İşten çıkarılan işçilerden biri pandemide neredeyse hiç durmadan çalıştıklarını belirterek, “Pandemide hafta içi, pazar farketmeden ful çalıştırıldık. 5-6 ay boyunca böyle çalıştık. Yedili sistem vardı. Sana haftada bir gün izin veriyor ve o gün hep değişiyordu. Yani pazar tatilimiz araya gitmiş oluyordu. Şu an dokumada normal çalışmaya dönmüştük. Yani pazar günü tatil olarak çalışıyorduk. Ama iplik bölümünde yedili sistem devam ediyor” dedi.
'BİR DURGUNLUK YAŞANINCA İŞÇİLER KAPI ÖNÜNE KOYULUYOR'
Merinos, haziran ayında henüz asgari ücrete zam yapılmamışken ücretlere temmuz ayından itibaren geçerli olmak üzere yüzde 30 zam yaptığını açıklamıştı. Aynı dönem bir yandan da fabrikada işten çıkarmalar yaşanıyordu. O dönem işten çıkarılan işçilerden biri bu tabloyu şöyle yorumluyor: “Asgari ücret zammı daha açıklanmadan Merinos 'biz yüzde 30 veriyoruz' diye açıklamıştı. Dışarıdan bakınca övülecek hareket ama diğer yandan yüzlerce işçiyi çıkarmaya devam ediyorlardı. Ben de çıkarılmıştım o dönem. Yani biraz işten çıkarmalar çok gün yüzüne çıkmasın diye yapılan bir hareket diye düşünüyorum. Dışarıdan bakınca işçisine çok iyi bakan bir firma olarak gösteriliyor. Ancak işte bir durgunluk yaşanınca hemen işçiler kapı önüne koyuluyor.”
'MERİNOS İŞÇİSİ 40 YAŞINA GELDİĞİNDE ÇALIŞAMAZ HALE GELİYOR'
Merinos’un (Eski adıyla Erdemoğlu) diğer dokuma fabrikalarına göre ortalama 500-1000 lira daha fazla ücret veren bir yer olduğunu kaydeden BİRTEK-SEN Genel Başkanı ve eski Merinos işçisi Mehmet Türkmen, “Aynı zamanda Antep’te bu sektör içinde en az işçiyle en çok üretim yapan yer. Yani iş yükünün en ağır olduğu fabrika. Yani fazla verdiği ücretin bedelini, işçi 40-45 yaşına geldiğinde çalışamayacak, bundan sonra aynı işi yapamayacak kadar sağlığını kaybettiği bir hale getiriyor. Bu yüzden bu fazla verilen ücretin anlamı aslında bu” dedi.

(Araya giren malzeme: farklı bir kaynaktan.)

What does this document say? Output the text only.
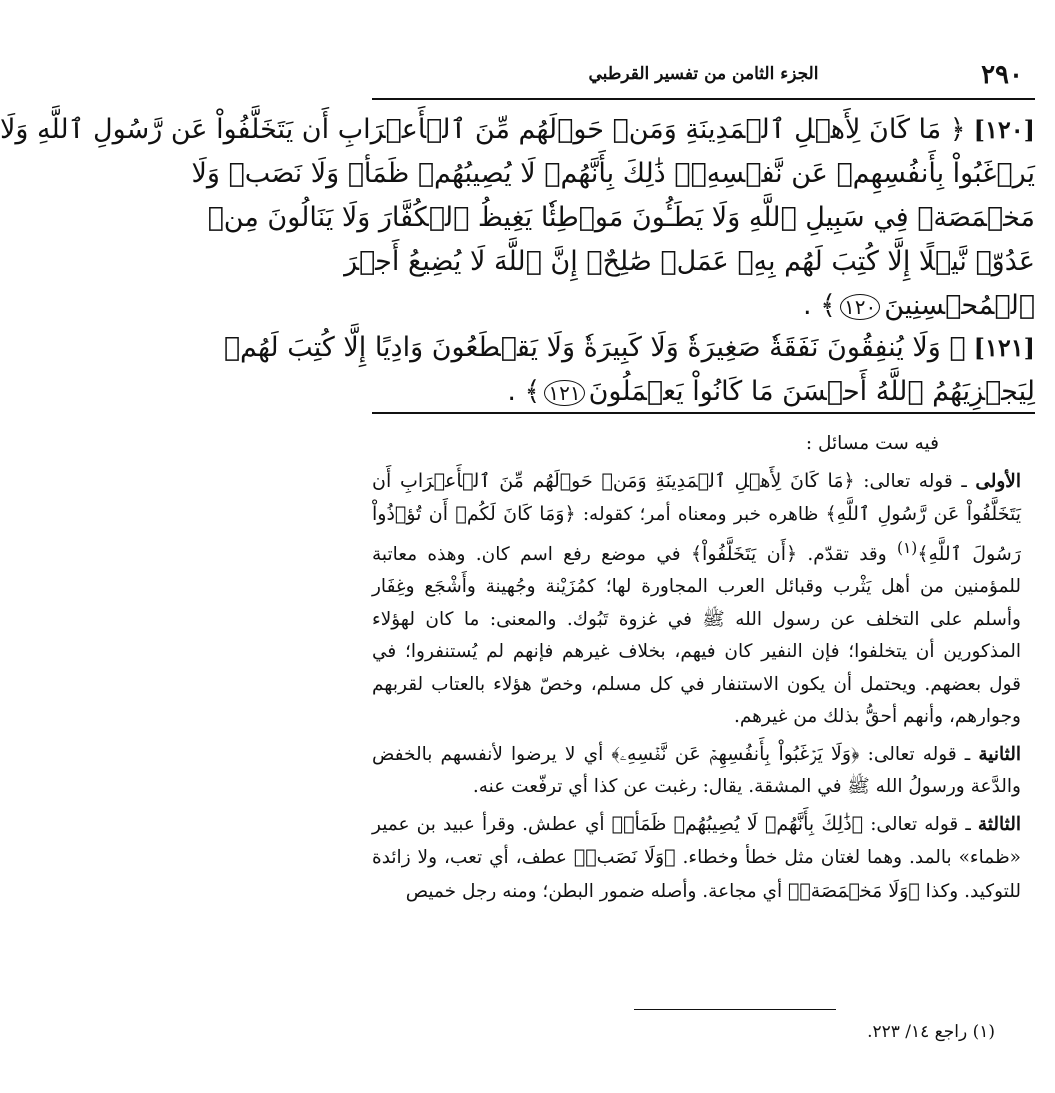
٢٩٠
الجزء الثامن من تفسير القرطبي
[١٢٠]﴿ مَا كَانَ لِأَهۡلِ ٱلۡمَدِينَةِ وَمَنۡ حَوۡلَهُم مِّنَ ٱلۡأَعۡرَابِ أَن يَتَخَلَّفُواْ عَن رَّسُولِ ٱللَّهِ وَلَا
يَرۡغَبُواْ بِأَنفُسِهِمۡ عَن نَّفۡسِهِۦۚ ذَٰلِكَ بِأَنَّهُمۡ لَا يُصِيبُهُمۡ ظَمَأٞ وَلَا نَصَبٞ وَلَا
مَخۡمَصَةٞ فِي سَبِيلِ ٱللَّهِ وَلَا يَطَـُٔونَ مَوۡطِئٗا يَغِيظُ ٱلۡكُفَّارَ وَلَا يَنَالُونَ مِنۡ
عَدُوّٖ نَّيۡلًا إِلَّا كُتِبَ لَهُم بِهِۦ عَمَلٞ صَٰلِحٌۚ إِنَّ ٱللَّهَ لَا يُضِيعُ أَجۡرَ
ٱلۡمُحۡسِنِينَ١٢٠﴾ .
[١٢١]﴿ وَلَا يُنفِقُونَ نَفَقَةٗ صَغِيرَةٗ وَلَا كَبِيرَةٗ وَلَا يَقۡطَعُونَ وَادِيًا إِلَّا كُتِبَ لَهُمۡ
لِيَجۡزِيَهُمُ ٱللَّهُ أَحۡسَنَ مَا كَانُواْ يَعۡمَلُونَ١٢١﴾ .

فيه ست مسائل :

الأولى ـ قوله تعالى: ﴿مَا كَانَ لِأَهۡلِ ٱلۡمَدِينَةِ وَمَنۡ حَوۡلَهُم مِّنَ ٱلۡأَعۡرَابِ أَن يَتَخَلَّفُواْ عَن رَّسُولِ ٱللَّهِ﴾ ظاهره خبر ومعناه أمر؛ كقوله: ﴿وَمَا كَانَ لَكُمۡ أَن تُؤۡذُواْ رَسُولَ ٱللَّهِ﴾$^{(١)}$ وقد تقدّم. ﴿أَن يَتَخَلَّفُواْ﴾ في موضع رفع اسم كان. وهذه معاتبة للمؤمنين من أهل يَثْرب وقبائل العرب المجاورة لها؛ كمُزَيْنة وجُهينة وأَشْجَع وغِفَار وأسلم على التخلف عن رسول الله ﷺ في غزوة تَبُوك. والمعنى: ما كان لهؤلاء المذكورين أن يتخلفوا؛ فإن النفير كان فيهم، بخلاف غيرهم فإنهم لم يُستنفروا؛ في قول بعضهم. ويحتمل أن يكون الاستنفار في كل مسلم، وخصّ هؤلاء بالعتاب لقربهم وجوارهم، وأنهم أحقُّ بذلك من غيرهم.

الثانية ـ قوله تعالى: ﴿وَلَا يَرۡغَبُواْ بِأَنفُسِهِمۡ عَن نَّفۡسِهِۦ﴾ أي لا يرضوا لأنفسهم بالخفض والدَّعة ورسولُ الله ﷺ في المشقة. يقال: رغبت عن كذا أي ترفّعت عنه.

الثالثة ـ قوله تعالى: ﴿ذَٰلِكَ بِأَنَّهُمۡ لَا يُصِيبُهُمۡ ظَمَأٞ﴾ أي عطش. وقرأ عبيد بن عمير «ظماء» بالمد. وهما لغتان مثل خطأ وخطاء. ﴿وَلَا نَصَبٞ﴾ عطف، أي تعب، ولا زائدة للتوكيد. وكذا ﴿وَلَا مَخۡمَصَةٞ﴾ أي مجاعة. وأصله ضمور البطن؛ ومنه رجل خميص

(١) راجع ١٤/ ٢٢٣.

2003 yılında Merinos’ta bir halı makinesinde üç kişinin çalıştığını kaydeden Türkmen, “Her makinede bir kalfa, bir telci bir de arka cağcı olurdu. Sonra bunu ikiye düşürdüler ve şimdi bire düşürdüler. Başka bir fabrikada iki kişinin yaptığı işi Merinos’ta bir kişi yapıyor. Ben 2003’te orada çalışıyordum. Bir kalfanın aldığı ücret asgari ücretin tam dört katıydı. Şu anda en yüksek ücret alan, asgari ücretin en fazla 1.5 katı kadar alabiliyor” dedi. Ücretlerin 2005’e kadar daha yüksek olmasının sebebinin 1996’da yaşanan Ünaldı direnişi olduğunu söyleyen Türkmen, “Aslında dokuma işçileri ücretlerin görece yüksek olmasını buna borçluydu. Ücretler eridi, ücretler ağırlaştı. Fabrika Ünaldı’dayken zam döneminde işçiler ayaklanırdı. Erdemoğlu fabrikayı Ünaldı dışına taşıyan ilk fabrikadır. Direnerek alınan hakları grev olmadan verirdi. Buna zorlayan Ünaldı’daki işçilerin mücadelesiydi. İşçilerin bunu hatırlaması gerek” ifadelerini kullandı. Düne kadar Merinos işçisinin sahip olduğu ne kadar olumlu hak varsa mücadele eden işçilerin sayesinde olduğunu kaydeden Türkmen, “Bu mücadele gerilediği için şimdi Merinos işçisi 40 yaşına geldiğinde çalışamaz hale geliyor. Posası çıkıyor resmen. İşler biraz kötüye gidince, işler biraz durgunlaşınca binden fazla işçiyi işten atıyor” ifadelerini kullandı.